The node class definitions are as follows:

class Content(GraphObject):             # group Person and Institution
    pass

class Person(Content):
    __primarykey__ = 'name'

    name = Property()
    in_scholar_names = Property()
#   
    mentored = RelatedTo('Person')
    mentored_by = RelatedFrom('Person', 'MENTORED')
    worked_alongside = Related('Person', 'WORKED_ALONGSIDE')
    studied_at = RelatedTo('Institution')
    worked_at = RelatedTo('Institution')
    tagged = RelatedTo('Tag')
    member_of = RelatedTo('Institution')

    last_update = RelatedTo('UpdateLog')

    def __lt__(self, other):
        return self.name.split()[-1] < other.name.split()[-1]

class Institution(Content):
    __primarykey__ = 'name'
#   
    name = Property()
    location = Property()
    type = Property()
    carnegie_class = Property()
#   
    students = RelatedFrom('Person', 'STUDIED_AT')
    employees = RelatedFrom('Person', 'WORKED_AT')
    members = RelatedFrom('Person', 'MEMBER_OF')

    last_update = RelatedTo('UpdateLog')

    def __lt__(self, other):
        return self.name < other.name


class User(GraphObject):
    __primarykey__ = 'username'

    username = Property()
    joined = Property()
    last_access = Property()
    active = Property()

    contributed = RelatedTo('UpdateLog')


class Provenance(GraphObject):          # group UpdateLog and DataSource
    pass    
# 
class UpdateLog(Provenance):
    __primarykey__ = 'id'

    id = Property()
    timestamp = Property()
    query = Property()

    previous = RelatedTo('UpdateLog', 'LAST_UPDATE')
    next = RelatedFrom('UpdateLog', 'LAST_UPDATE')
    based_on = RelatedTo('Provenance', 'BASED_ON')

    affected_nodes = RelatedFrom('Content', 'LAST_UPDATE')
    contributed_by = RelatedFrom('User', 'CONTRIBUTED')

class DataSource(Provenance):
    __primarykey__ = 'uri'

    id = Property()
    description = Property()
    uri = Property()

    source_for = RelatedFrom('UpdateLog', 'BASED_ON')


class Tag(GraphObject):
    __primarykey__ = 'name'

    name = Property()
    description = Property()

    see_also = Related('Tag')
    tagged = RelatedFrom('Content')

Solution

  • Okay, I think I figured it out.
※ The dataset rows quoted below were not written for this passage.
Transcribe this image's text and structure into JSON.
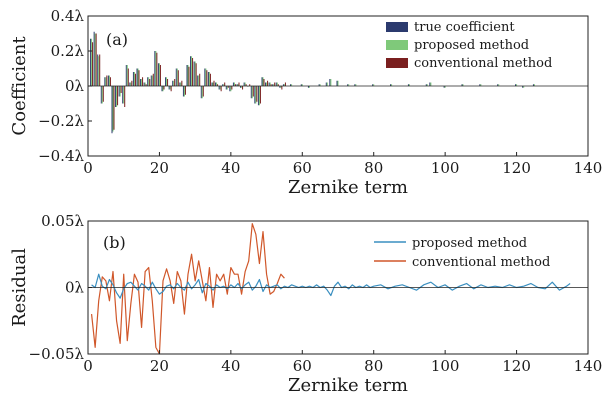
{
  "chart_data": [
    {
      "type": "bar",
      "panel_label": "(a)",
      "xlabel": "Zernike term",
      "ylabel": "Coefficient",
      "xlim": [
        0,
        140
      ],
      "ylim": [
        -0.4,
        0.4
      ],
      "x_ticks": [
        "0",
        "20",
        "40",
        "60",
        "80",
        "100",
        "120",
        "140"
      ],
      "y_ticks": [
        "0.4λ",
        "0.2λ",
        "0λ",
        "−0.2λ",
        "−0.4λ"
      ],
      "legend_position": "top-right",
      "colors": {
        "true": "#2b3a6e",
        "proposed": "#7fc97a",
        "conventional": "#7a1f1f"
      },
      "series": [
        {
          "name": "true coefficient",
          "color": "#2b3a6e",
          "x": [
            1,
            2,
            3,
            4,
            5,
            6,
            7,
            8,
            9,
            10,
            11,
            12,
            13,
            14,
            15,
            16,
            17,
            18,
            19,
            20,
            21,
            22,
            23,
            24,
            25,
            26,
            27,
            28,
            29,
            30,
            31,
            32,
            33,
            34,
            35,
            36,
            37,
            38,
            39,
            40,
            41,
            42,
            43,
            44,
            45,
            46,
            47,
            48,
            49,
            50,
            51,
            52,
            53,
            54,
            55,
            57,
            60,
            62,
            65,
            67,
            68,
            70,
            73,
            75,
            80,
            85,
            90,
            95,
            96,
            100,
            105,
            110,
            115,
            120,
            122,
            125
          ],
          "values": [
            0.27,
            0.31,
            0.18,
            -0.1,
            0.05,
            0.06,
            -0.27,
            -0.12,
            -0.06,
            -0.1,
            0.12,
            0.02,
            0.08,
            0.1,
            0.04,
            0.02,
            0.05,
            0.06,
            0.2,
            0.13,
            -0.03,
            0.05,
            -0.02,
            0.03,
            0.1,
            0.02,
            -0.06,
            0.12,
            0.17,
            0.14,
            0.06,
            -0.07,
            0.1,
            0.08,
            0.02,
            0.02,
            -0.02,
            0.01,
            -0.02,
            -0.03,
            0.02,
            0.01,
            -0.01,
            0.02,
            0.0,
            -0.07,
            -0.1,
            -0.11,
            0.05,
            0.02,
            0.02,
            0.01,
            0.02,
            -0.01,
            0.01,
            0.01,
            0.01,
            -0.01,
            0.01,
            0.02,
            0.04,
            0.03,
            0.01,
            0.01,
            0.01,
            0.01,
            0.01,
            0.01,
            0.02,
            -0.01,
            0.01,
            0.01,
            0.01,
            0.01,
            -0.01,
            0.01
          ]
        },
        {
          "name": "proposed method",
          "color": "#7fc97a",
          "x": [
            1,
            2,
            3,
            4,
            5,
            6,
            7,
            8,
            9,
            10,
            11,
            12,
            13,
            14,
            15,
            16,
            17,
            18,
            19,
            20,
            21,
            22,
            23,
            24,
            25,
            26,
            27,
            28,
            29,
            30,
            31,
            32,
            33,
            34,
            35,
            36,
            37,
            38,
            39,
            40,
            41,
            42,
            43,
            44,
            45,
            46,
            47,
            48,
            49,
            50,
            51,
            52,
            53,
            54,
            55,
            57,
            60,
            62,
            65,
            67,
            68,
            70,
            73,
            75,
            80,
            85,
            90,
            95,
            96,
            100,
            105,
            110,
            115,
            120,
            122,
            125
          ],
          "values": [
            0.27,
            0.3,
            0.17,
            -0.1,
            0.05,
            0.06,
            -0.26,
            -0.12,
            -0.06,
            -0.1,
            0.12,
            0.02,
            0.08,
            0.1,
            0.04,
            0.02,
            0.05,
            0.06,
            0.2,
            0.13,
            -0.03,
            0.05,
            -0.02,
            0.03,
            0.1,
            0.02,
            -0.06,
            0.12,
            0.17,
            0.14,
            0.06,
            -0.07,
            0.1,
            0.08,
            0.02,
            0.02,
            -0.02,
            0.01,
            -0.02,
            -0.03,
            0.02,
            0.01,
            -0.01,
            0.02,
            0.0,
            -0.07,
            -0.1,
            -0.11,
            0.05,
            0.02,
            0.02,
            0.01,
            0.02,
            -0.01,
            0.01,
            0.01,
            0.01,
            -0.01,
            0.01,
            0.02,
            0.04,
            0.03,
            0.01,
            0.01,
            0.01,
            0.01,
            0.01,
            0.01,
            0.02,
            -0.01,
            0.01,
            0.01,
            0.01,
            0.01,
            -0.01,
            0.01
          ]
        },
        {
          "name": "conventional method",
          "color": "#7a1f1f",
          "x": [
            1,
            2,
            3,
            4,
            5,
            6,
            7,
            8,
            9,
            10,
            11,
            12,
            13,
            14,
            15,
            16,
            17,
            18,
            19,
            20,
            21,
            22,
            23,
            24,
            25,
            26,
            27,
            28,
            29,
            30,
            31,
            32,
            33,
            34,
            35,
            36,
            37,
            38,
            39,
            40,
            41,
            42,
            43,
            44,
            45,
            46,
            47,
            48,
            49,
            50,
            51,
            52,
            53,
            54,
            55
          ],
          "values": [
            0.25,
            0.3,
            0.18,
            -0.09,
            0.06,
            0.05,
            -0.25,
            -0.11,
            -0.04,
            -0.12,
            0.1,
            0.03,
            0.07,
            0.09,
            0.05,
            0.01,
            0.04,
            0.07,
            0.19,
            0.12,
            -0.02,
            0.04,
            -0.03,
            0.04,
            0.09,
            0.03,
            -0.05,
            0.11,
            0.16,
            0.13,
            0.07,
            -0.06,
            0.09,
            0.07,
            0.03,
            0.01,
            -0.03,
            0.02,
            -0.01,
            -0.02,
            0.01,
            0.02,
            -0.02,
            0.01,
            0.01,
            -0.06,
            -0.09,
            -0.1,
            0.04,
            0.03,
            0.01,
            0.02,
            0.01,
            -0.02,
            0.02
          ]
        }
      ]
    },
    {
      "type": "line",
      "panel_label": "(b)",
      "xlabel": "Zernike term",
      "ylabel": "Residual",
      "xlim": [
        0,
        140
      ],
      "ylim": [
        -0.05,
        0.05
      ],
      "x_ticks": [
        "0",
        "20",
        "40",
        "60",
        "80",
        "100",
        "120",
        "140"
      ],
      "y_ticks": [
        "0.05λ",
        "0λ",
        "−0.05λ"
      ],
      "legend_position": "top-right",
      "series": [
        {
          "name": "proposed method",
          "color": "#3a8fc0",
          "x": [
            1,
            2,
            3,
            4,
            5,
            6,
            7,
            8,
            9,
            10,
            11,
            12,
            13,
            14,
            15,
            16,
            17,
            18,
            19,
            20,
            21,
            22,
            23,
            24,
            25,
            26,
            27,
            28,
            29,
            30,
            31,
            32,
            33,
            34,
            35,
            36,
            37,
            38,
            39,
            40,
            41,
            42,
            43,
            44,
            45,
            46,
            47,
            48,
            49,
            50,
            51,
            52,
            53,
            54,
            55,
            56,
            57,
            58,
            59,
            60,
            61,
            62,
            63,
            64,
            65,
            66,
            67,
            68,
            69,
            70,
            71,
            72,
            73,
            74,
            75,
            76,
            77,
            78,
            79,
            80,
            82,
            84,
            86,
            88,
            90,
            92,
            94,
            96,
            98,
            100,
            102,
            104,
            106,
            108,
            110,
            112,
            114,
            116,
            118,
            120,
            122,
            124,
            126,
            128,
            130,
            132,
            134,
            135
          ],
          "values": [
            0.002,
            0.0,
            0.01,
            0.001,
            -0.001,
            0.006,
            0.002,
            -0.004,
            -0.008,
            -0.001,
            0.003,
            0.004,
            0.001,
            -0.002,
            0.003,
            0.001,
            -0.002,
            0.004,
            -0.001,
            -0.005,
            -0.003,
            0.001,
            0.002,
            -0.001,
            0.003,
            0.0,
            -0.002,
            0.004,
            -0.001,
            0.002,
            0.006,
            -0.004,
            0.003,
            0.001,
            -0.002,
            0.002,
            0.0,
            0.001,
            -0.001,
            0.002,
            0.0,
            0.003,
            -0.001,
            0.002,
            0.004,
            -0.002,
            0.001,
            0.006,
            -0.003,
            0.002,
            0.0,
            0.001,
            0.002,
            -0.001,
            0.001,
            0.0,
            0.002,
            0.001,
            0.0,
            0.001,
            0.0,
            0.001,
            0.0,
            0.002,
            0.0,
            0.001,
            -0.002,
            -0.006,
            0.001,
            0.004,
            0.0,
            0.001,
            -0.001,
            0.002,
            0.0,
            0.001,
            0.0,
            0.002,
            0.0,
            0.001,
            0.002,
            -0.001,
            0.001,
            0.002,
            0.0,
            -0.002,
            0.002,
            0.004,
            0.0,
            0.002,
            -0.002,
            0.001,
            0.003,
            -0.001,
            0.002,
            0.0,
            0.001,
            0.0,
            0.002,
            0.0,
            0.001,
            0.003,
            0.0,
            -0.001,
            0.004,
            -0.002,
            0.001,
            0.003
          ]
        },
        {
          "name": "conventional method",
          "color": "#d0572a",
          "x": [
            1,
            2,
            3,
            4,
            5,
            6,
            7,
            8,
            9,
            10,
            11,
            12,
            13,
            14,
            15,
            16,
            17,
            18,
            19,
            20,
            21,
            22,
            23,
            24,
            25,
            26,
            27,
            28,
            29,
            30,
            31,
            32,
            33,
            34,
            35,
            36,
            37,
            38,
            39,
            40,
            41,
            42,
            43,
            44,
            45,
            46,
            47,
            48,
            49,
            50,
            51,
            52,
            53,
            54,
            55
          ],
          "values": [
            -0.02,
            -0.045,
            -0.01,
            0.008,
            0.005,
            -0.01,
            0.012,
            -0.025,
            -0.042,
            0.01,
            -0.04,
            -0.012,
            0.01,
            0.004,
            -0.03,
            0.012,
            0.015,
            -0.01,
            -0.045,
            -0.05,
            0.005,
            0.014,
            0.005,
            -0.012,
            0.012,
            0.005,
            -0.02,
            0.01,
            0.025,
            0.005,
            0.02,
            0.005,
            -0.01,
            0.015,
            -0.015,
            0.01,
            0.005,
            0.01,
            -0.005,
            0.015,
            0.01,
            0.01,
            -0.005,
            0.012,
            0.02,
            0.048,
            0.04,
            0.018,
            0.042,
            0.01,
            -0.005,
            -0.003,
            0.003,
            0.01,
            0.007
          ]
        }
      ]
    }
  ]
}
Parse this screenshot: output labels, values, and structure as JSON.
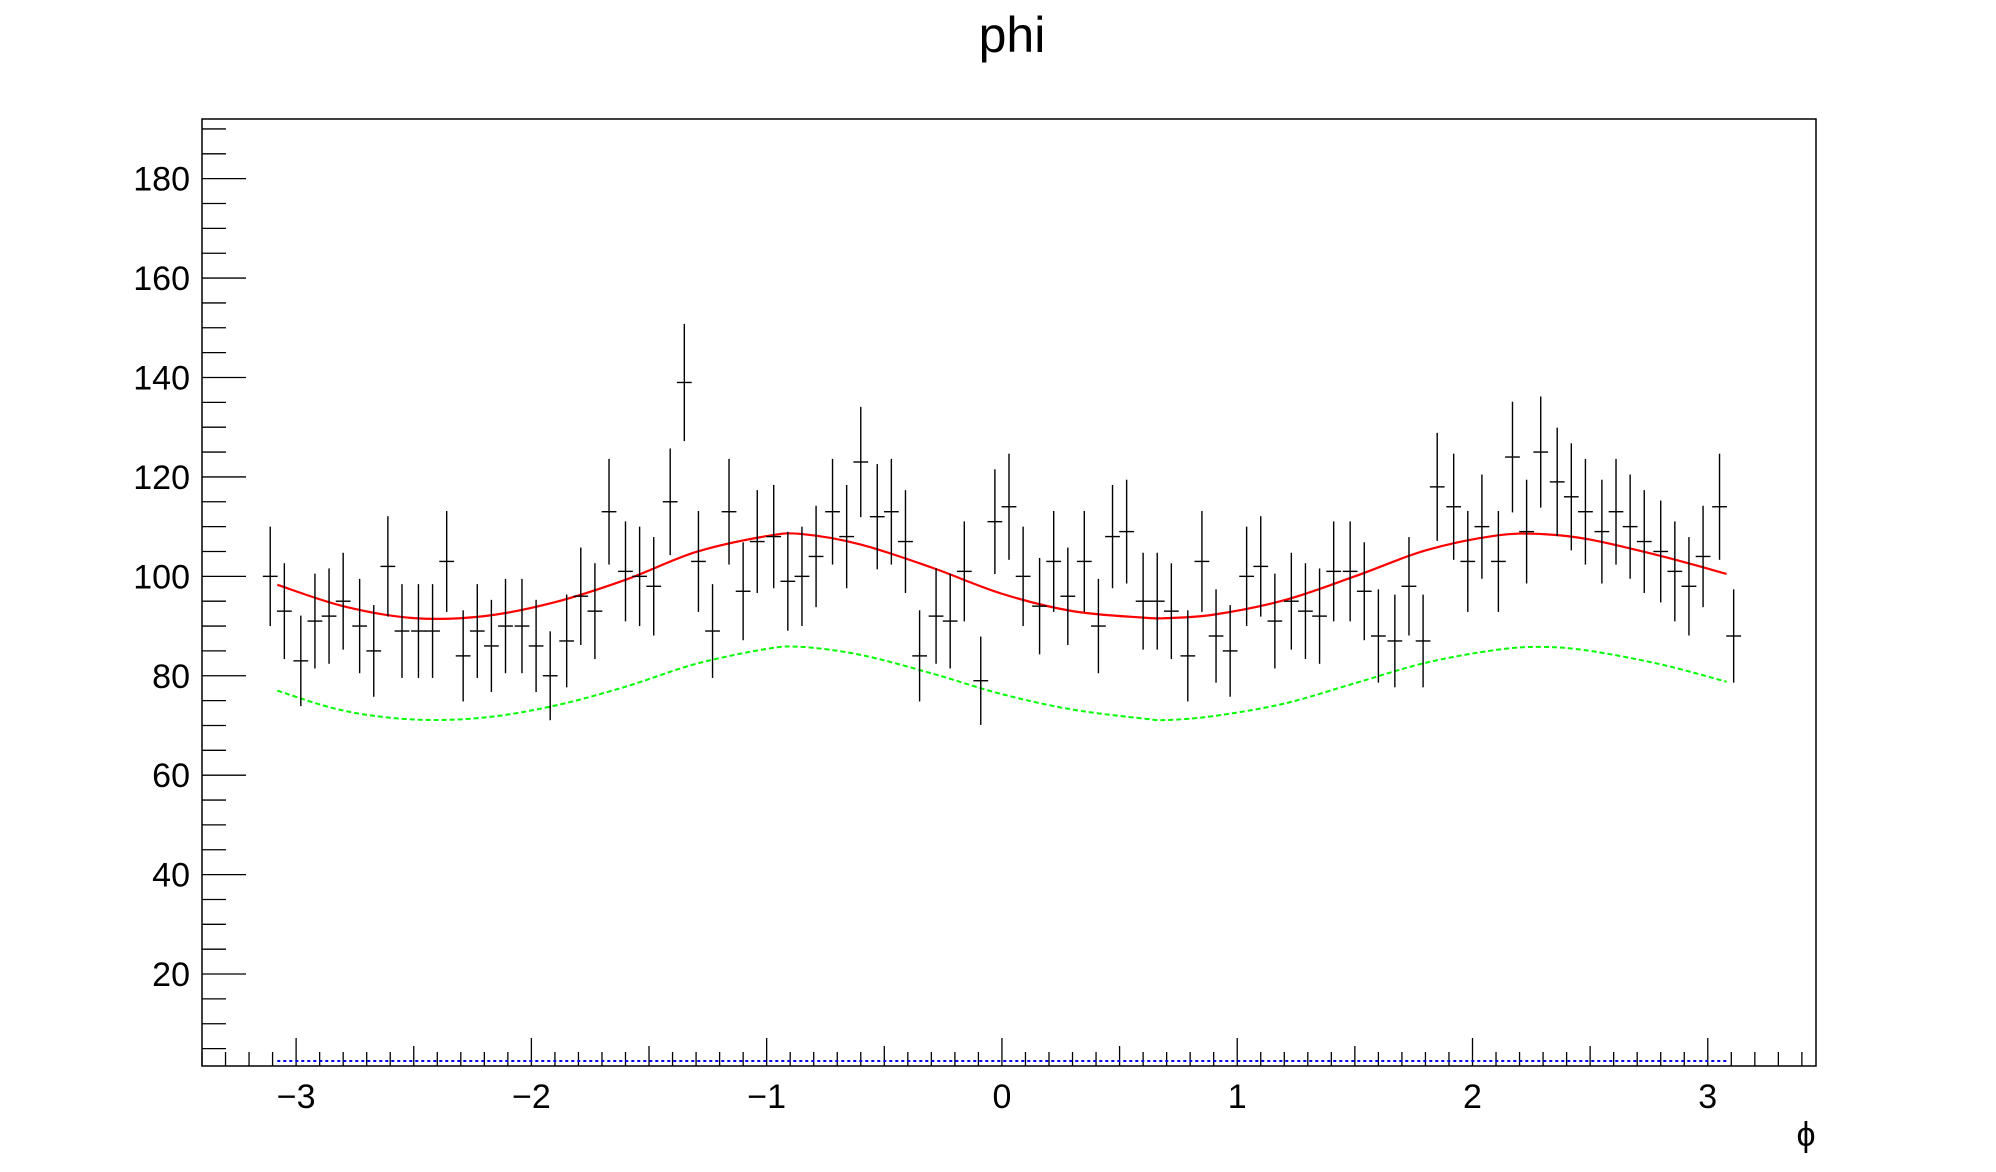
{
  "chart_data": {
    "type": "scatter",
    "title": "phi",
    "xlabel": "ϕ",
    "ylabel": "",
    "xlim": [
      -3.4,
      3.46
    ],
    "ylim": [
      1.5,
      192
    ],
    "x_ticks": [
      -3,
      -2,
      -1,
      0,
      1,
      2,
      3
    ],
    "x_tick_labels": [
      "−3",
      "−2",
      "−1",
      "0",
      "1",
      "2",
      "3"
    ],
    "y_ticks": [
      20,
      40,
      60,
      80,
      100,
      120,
      140,
      160,
      180
    ],
    "y_tick_labels": [
      "20",
      "40",
      "60",
      "80",
      "100",
      "120",
      "140",
      "160",
      "180"
    ],
    "grid": false,
    "legend": "none",
    "series": [
      {
        "kind": "histogram-points",
        "color": "#000000",
        "bin_width": 0.0628,
        "points": [
          [
            -3.11,
            100
          ],
          [
            -3.05,
            93
          ],
          [
            -2.98,
            83
          ],
          [
            -2.92,
            91
          ],
          [
            -2.86,
            92
          ],
          [
            -2.8,
            95
          ],
          [
            -2.73,
            90
          ],
          [
            -2.67,
            85
          ],
          [
            -2.61,
            102
          ],
          [
            -2.55,
            89
          ],
          [
            -2.48,
            89
          ],
          [
            -2.42,
            89
          ],
          [
            -2.36,
            103
          ],
          [
            -2.29,
            84
          ],
          [
            -2.23,
            89
          ],
          [
            -2.17,
            86
          ],
          [
            -2.11,
            90
          ],
          [
            -2.04,
            90
          ],
          [
            -1.98,
            86
          ],
          [
            -1.92,
            80
          ],
          [
            -1.85,
            87
          ],
          [
            -1.79,
            96
          ],
          [
            -1.73,
            93
          ],
          [
            -1.67,
            113
          ],
          [
            -1.6,
            101
          ],
          [
            -1.54,
            100
          ],
          [
            -1.48,
            98
          ],
          [
            -1.41,
            115
          ],
          [
            -1.35,
            139
          ],
          [
            -1.29,
            103
          ],
          [
            -1.23,
            89
          ],
          [
            -1.16,
            113
          ],
          [
            -1.1,
            97
          ],
          [
            -1.04,
            107
          ],
          [
            -0.97,
            108
          ],
          [
            -0.91,
            99
          ],
          [
            -0.85,
            100
          ],
          [
            -0.79,
            104
          ],
          [
            -0.72,
            113
          ],
          [
            -0.66,
            108
          ],
          [
            -0.6,
            123
          ],
          [
            -0.53,
            112
          ],
          [
            -0.47,
            113
          ],
          [
            -0.41,
            107
          ],
          [
            -0.35,
            84
          ],
          [
            -0.28,
            92
          ],
          [
            -0.22,
            91
          ],
          [
            -0.16,
            101
          ],
          [
            -0.09,
            79
          ],
          [
            -0.03,
            111
          ],
          [
            0.03,
            114
          ],
          [
            0.09,
            100
          ],
          [
            0.16,
            94
          ],
          [
            0.22,
            103
          ],
          [
            0.28,
            96
          ],
          [
            0.35,
            103
          ],
          [
            0.41,
            90
          ],
          [
            0.47,
            108
          ],
          [
            0.53,
            109
          ],
          [
            0.6,
            95
          ],
          [
            0.66,
            95
          ],
          [
            0.72,
            93
          ],
          [
            0.79,
            84
          ],
          [
            0.85,
            103
          ],
          [
            0.91,
            88
          ],
          [
            0.97,
            85
          ],
          [
            1.04,
            100
          ],
          [
            1.1,
            102
          ],
          [
            1.16,
            91
          ],
          [
            1.23,
            95
          ],
          [
            1.29,
            93
          ],
          [
            1.35,
            92
          ],
          [
            1.41,
            101
          ],
          [
            1.48,
            101
          ],
          [
            1.54,
            97
          ],
          [
            1.6,
            88
          ],
          [
            1.67,
            87
          ],
          [
            1.73,
            98
          ],
          [
            1.79,
            87
          ],
          [
            1.85,
            118
          ],
          [
            1.92,
            114
          ],
          [
            1.98,
            103
          ],
          [
            2.04,
            110
          ],
          [
            2.11,
            103
          ],
          [
            2.17,
            124
          ],
          [
            2.23,
            109
          ],
          [
            2.29,
            125
          ],
          [
            2.36,
            119
          ],
          [
            2.42,
            116
          ],
          [
            2.48,
            113
          ],
          [
            2.55,
            109
          ],
          [
            2.61,
            113
          ],
          [
            2.67,
            110
          ],
          [
            2.73,
            107
          ],
          [
            2.8,
            105
          ],
          [
            2.86,
            101
          ],
          [
            2.92,
            98
          ],
          [
            2.98,
            104
          ],
          [
            3.05,
            114
          ],
          [
            3.11,
            88
          ]
        ]
      },
      {
        "kind": "function",
        "color": "#ff0000",
        "style": "solid",
        "x_range": [
          -3.08,
          3.08
        ],
        "x": [
          -3.08,
          -2.8,
          -2.5,
          -2.2,
          -1.9,
          -1.6,
          -1.3,
          -1.0,
          -0.85,
          -0.6,
          -0.3,
          0.0,
          0.3,
          0.6,
          0.7,
          0.9,
          1.2,
          1.5,
          1.8,
          2.1,
          2.3,
          2.5,
          2.8,
          3.08
        ],
        "y": [
          98.3,
          94.0,
          91.6,
          92.0,
          94.8,
          99.3,
          104.9,
          108.1,
          108.5,
          106.4,
          101.8,
          96.5,
          93.0,
          91.7,
          91.6,
          92.3,
          95.2,
          100.0,
          105.2,
          108.2,
          108.5,
          107.4,
          104.1,
          100.5
        ]
      },
      {
        "kind": "function",
        "color": "#00ff00",
        "style": "dashed",
        "x_range": [
          -3.08,
          3.08
        ],
        "x": [
          -3.08,
          -2.8,
          -2.5,
          -2.2,
          -1.9,
          -1.6,
          -1.3,
          -1.0,
          -0.85,
          -0.6,
          -0.3,
          0.0,
          0.3,
          0.6,
          0.7,
          0.9,
          1.2,
          1.5,
          1.8,
          2.1,
          2.3,
          2.5,
          2.8,
          3.08
        ],
        "y": [
          77.0,
          73.0,
          71.2,
          71.6,
          74.0,
          77.8,
          82.4,
          85.4,
          85.8,
          84.2,
          80.5,
          76.3,
          73.2,
          71.4,
          71.1,
          71.9,
          74.4,
          78.5,
          82.6,
          85.2,
          85.8,
          85.0,
          82.3,
          78.8
        ]
      },
      {
        "kind": "function",
        "color": "#0000ff",
        "style": "dotted",
        "x_range": [
          -3.08,
          3.08
        ],
        "x": [
          -3.08,
          3.08
        ],
        "y": [
          2.5,
          2.5
        ]
      }
    ]
  }
}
I had been learning py2neo in the context of Flask, where all those class definitions are important and useful for generating views (web pages) of the relationships on a given node.

    But for the data import script I'm currently writing, i.e. to actually create the nodes and relationships in the first place, I need to use the vanilla classes of 'Node' and 'Relationship', and just specify the types as parameters on the function. This updated version of the original code above produces no errors, and graph.exists(ds) returns true afterward:

    for row in data:    
        ds = Node("DataSource")
        #   parse Source of Information column as a list, trimming whitespace
        ds['uri'] = list(map(str.strip, row['data_source'].split(',')))
        ds['description'] = row['data_source_description']
        graph.merge(ds)
    

    Two other discoveries of note:

    1. My class inheritance was off the mark to begin with, because I should have been trying to inherit from Node, not GraphObject (even though GraphObject was the correct class to inherit back in the context of Flask)
    2. For the Node class, I have to use dict-style assignment of properties, with the square brackets and key names as quoted strings; the dot notation was off base here, and I'm surprised I didn't get more errors thrown, and sooner.